Even though such products are controversial, with critics asserting that they only offer minimal clinical advantages besides convenience, the potential benefit for the patient is a financial one. Essentially, patients would make just one insurance co-payment when one drug replaces two.

FDA's New Focus In the past, FDA asked manufacturers to identify for themselves a product's primary mode of action and recommend the center to lead the review.

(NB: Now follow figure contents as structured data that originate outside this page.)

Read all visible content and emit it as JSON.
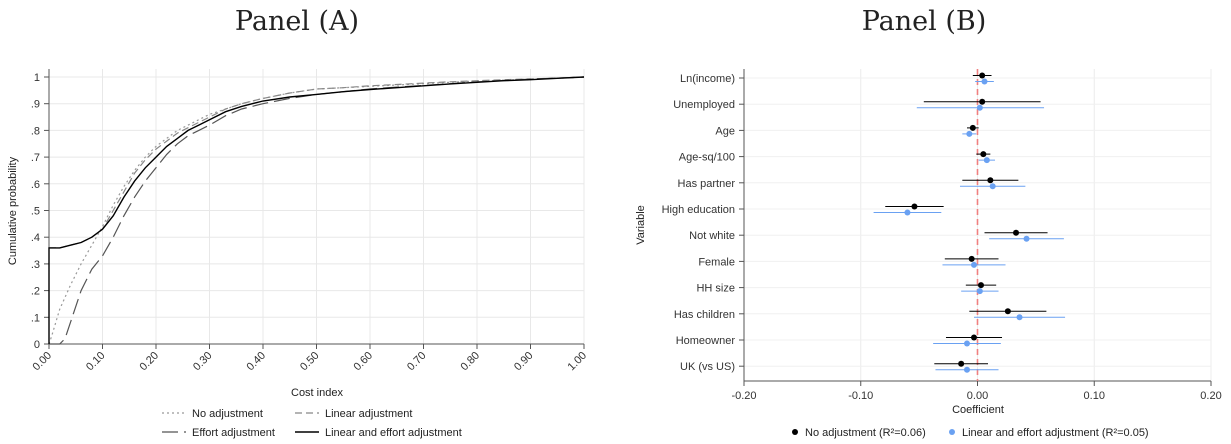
{
  "chart_data": [
    {
      "panel_title": "Panel (A)",
      "type": "line",
      "xlabel": "Cost index",
      "ylabel": "Cumulative probability",
      "xlim": [
        0,
        1
      ],
      "ylim": [
        0,
        1
      ],
      "x_ticks": [
        "0.00",
        "0.10",
        "0.20",
        "0.30",
        "0.40",
        "0.50",
        "0.60",
        "0.70",
        "0.80",
        "0.90",
        "1.00"
      ],
      "y_ticks": [
        "0",
        ".1",
        ".2",
        ".3",
        ".4",
        ".5",
        ".6",
        ".7",
        ".8",
        ".9",
        "1"
      ],
      "grid": true,
      "legend_position": "bottom",
      "series": [
        {
          "name": "No adjustment",
          "style": "dotted",
          "color": "#999999",
          "x": [
            0.0,
            0.005,
            0.02,
            0.04,
            0.06,
            0.08,
            0.1,
            0.12,
            0.14,
            0.16,
            0.18,
            0.2,
            0.22,
            0.24,
            0.26,
            0.28,
            0.3,
            0.33,
            0.36,
            0.4,
            0.45,
            0.5,
            0.55,
            0.6,
            0.65,
            0.7,
            0.75,
            0.8,
            0.85,
            0.9,
            0.95,
            1.0
          ],
          "y": [
            0.0,
            0.03,
            0.13,
            0.22,
            0.3,
            0.37,
            0.44,
            0.52,
            0.59,
            0.65,
            0.7,
            0.74,
            0.77,
            0.8,
            0.82,
            0.84,
            0.86,
            0.88,
            0.9,
            0.92,
            0.94,
            0.955,
            0.96,
            0.965,
            0.97,
            0.975,
            0.98,
            0.985,
            0.988,
            0.992,
            0.995,
            1.0
          ]
        },
        {
          "name": "Linear adjustment",
          "style": "dashed",
          "color": "#888888",
          "x": [
            0.0,
            0.02,
            0.04,
            0.06,
            0.08,
            0.1,
            0.12,
            0.14,
            0.16,
            0.18,
            0.2,
            0.22,
            0.24,
            0.26,
            0.28,
            0.3,
            0.33,
            0.36,
            0.4,
            0.45,
            0.5,
            0.55,
            0.6,
            0.65,
            0.7,
            0.75,
            0.8,
            0.85,
            0.9,
            0.95,
            1.0
          ],
          "y": [
            0.36,
            0.36,
            0.37,
            0.38,
            0.4,
            0.43,
            0.5,
            0.57,
            0.64,
            0.69,
            0.73,
            0.76,
            0.79,
            0.81,
            0.83,
            0.85,
            0.88,
            0.9,
            0.92,
            0.94,
            0.955,
            0.96,
            0.967,
            0.972,
            0.977,
            0.982,
            0.986,
            0.99,
            0.993,
            0.996,
            1.0
          ]
        },
        {
          "name": "Effort adjustment",
          "style": "longdash",
          "color": "#555555",
          "x": [
            0.0,
            0.02,
            0.03,
            0.04,
            0.06,
            0.08,
            0.1,
            0.12,
            0.14,
            0.16,
            0.18,
            0.2,
            0.22,
            0.24,
            0.26,
            0.28,
            0.3,
            0.33,
            0.36,
            0.4,
            0.45,
            0.5,
            0.55,
            0.6,
            0.65,
            0.7,
            0.75,
            0.8,
            0.85,
            0.9,
            0.95,
            1.0
          ],
          "y": [
            0.0,
            0.0,
            0.02,
            0.08,
            0.2,
            0.28,
            0.33,
            0.4,
            0.48,
            0.55,
            0.61,
            0.66,
            0.71,
            0.75,
            0.78,
            0.8,
            0.82,
            0.855,
            0.88,
            0.9,
            0.92,
            0.935,
            0.945,
            0.955,
            0.962,
            0.968,
            0.975,
            0.982,
            0.987,
            0.992,
            0.996,
            1.0
          ]
        },
        {
          "name": "Linear and effort adjustment",
          "style": "solid",
          "color": "#000000",
          "x": [
            0.0,
            0.0,
            0.02,
            0.04,
            0.06,
            0.08,
            0.1,
            0.12,
            0.14,
            0.16,
            0.18,
            0.2,
            0.22,
            0.24,
            0.26,
            0.28,
            0.3,
            0.33,
            0.36,
            0.4,
            0.45,
            0.5,
            0.55,
            0.6,
            0.65,
            0.7,
            0.75,
            0.8,
            0.85,
            0.9,
            0.95,
            1.0
          ],
          "y": [
            0.0,
            0.36,
            0.36,
            0.37,
            0.38,
            0.4,
            0.43,
            0.48,
            0.55,
            0.61,
            0.66,
            0.7,
            0.74,
            0.77,
            0.8,
            0.82,
            0.84,
            0.87,
            0.89,
            0.91,
            0.925,
            0.935,
            0.945,
            0.953,
            0.96,
            0.967,
            0.974,
            0.98,
            0.986,
            0.99,
            0.995,
            1.0
          ]
        }
      ]
    },
    {
      "panel_title": "Panel (B)",
      "type": "scatter",
      "xlabel": "Coefficient",
      "ylabel": "Variable",
      "xlim": [
        -0.2,
        0.2
      ],
      "x_ticks": [
        "-0.20",
        "-0.10",
        "0.00",
        "0.10",
        "0.20"
      ],
      "x_tick_values": [
        -0.2,
        -0.1,
        0.0,
        0.1,
        0.2
      ],
      "reference_line_x": 0,
      "grid": true,
      "legend_position": "bottom",
      "categories": [
        "Ln(income)",
        "Unemployed",
        "Age",
        "Age-sq/100",
        "Has partner",
        "High education",
        "Not white",
        "Female",
        "HH size",
        "Has children",
        "Homeowner",
        "UK (vs US)"
      ],
      "series": [
        {
          "name": "No adjustment (R²=0.06)",
          "color": "#000000",
          "values": [
            0.004,
            0.004,
            -0.004,
            0.005,
            0.011,
            -0.054,
            0.033,
            -0.005,
            0.003,
            0.026,
            -0.003,
            -0.014
          ],
          "ci_low": [
            -0.004,
            -0.046,
            -0.009,
            -0.001,
            -0.013,
            -0.079,
            0.006,
            -0.028,
            -0.01,
            -0.007,
            -0.027,
            -0.037
          ],
          "ci_high": [
            0.012,
            0.054,
            0.001,
            0.011,
            0.035,
            -0.029,
            0.06,
            0.018,
            0.016,
            0.059,
            0.021,
            0.009
          ]
        },
        {
          "name": "Linear and effort adjustment (R²=0.05)",
          "color": "#6aa1f2",
          "values": [
            0.006,
            0.002,
            -0.007,
            0.008,
            0.013,
            -0.06,
            0.042,
            -0.003,
            0.002,
            0.036,
            -0.009,
            -0.009
          ],
          "ci_low": [
            -0.002,
            -0.052,
            -0.013,
            0.001,
            -0.015,
            -0.089,
            0.01,
            -0.03,
            -0.014,
            -0.003,
            -0.038,
            -0.036
          ],
          "ci_high": [
            0.014,
            0.057,
            -0.001,
            0.015,
            0.041,
            -0.031,
            0.074,
            0.024,
            0.018,
            0.075,
            0.02,
            0.018
          ]
        }
      ]
    }
  ]
}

Under a new proposal published in May, the primary mode of action would be defined as "the single mode of action (drug, device, or biological product) of a combination product that provides the most important therapeutic action." The agency notes, "This would be the mode of action that is expected to make the greatest contribution to the overall therapeutic effects." In situations when the most important therapeutic action cannot be easily determined, FDA would assign the product to a center evaluating a similar product. But many of the issues relating to combination product regulation would remain. For example, there is no consistent precedent at FDA for directing the product to the appropriate jurisdiction (device vs. drug).

In addition to the drug-drug combinations, other products that are receiving considerable attention include drug-eluting stents and orthopedic implants with genetically engineered human protein and antibiotic bone cement. FDA notes that these combination products represent a nascent category employing cutting-edge technologies "that hold great promise for advancing patient care." None of these mixed combinations fits precisely into any of FDA's traditional categories for regulatory review: drugs, devices, or biological products.